真紅の装甲が粒子となって霧散し、生身が露わになる。
皮膚の各所が、灰へと変質していた。
「ハルト!!」
駆け寄る響花。
輪廻が、崩れ落ちる体を抱きしめる。
「……へへ……無事で、よかった」
輪廻は、言葉にならなかった。
ただ、自分のために命を燃やした少年の、熱すぎるほどの体温を感じながら、誓うように強く抱きしめる。

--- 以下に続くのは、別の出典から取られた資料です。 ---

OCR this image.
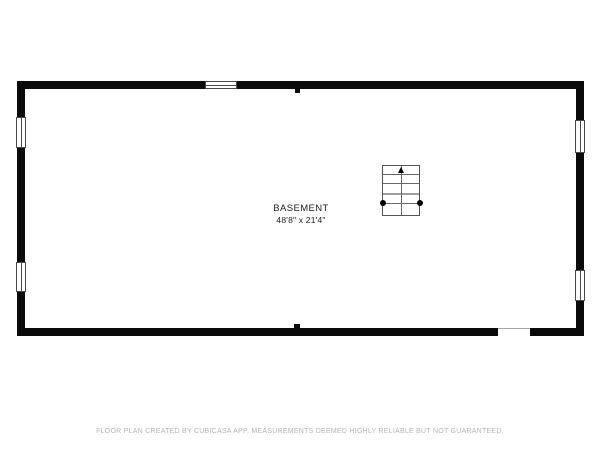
BASEMENT
48'8" x 21'4"
FLOOR PLAN CREATED BY CUBICASA APP. MEASUREMENTS DEEMED HIGHLY RELIABLE BUT NOT GUARANTEED.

(死なせない……。絶対に、あなたを灰になんてさせない……!)
夜空は泣き出したかのように、静かに雨を降らせていた。
冷たい雫が、砕けた魔剣と血の跡を洗い流し、ハルトの灰化した肌を打つ。
それでも、その雨は――彼の代償までは、消してはくれなかった。
勝利の代償は重く、そして彼らの戦いは、より過酷なステージへと加速していく。
真紅の鍵がもたらしたのは、希望か、それとも破滅へのカウントダウンか。
今はまだ、誰も知らない。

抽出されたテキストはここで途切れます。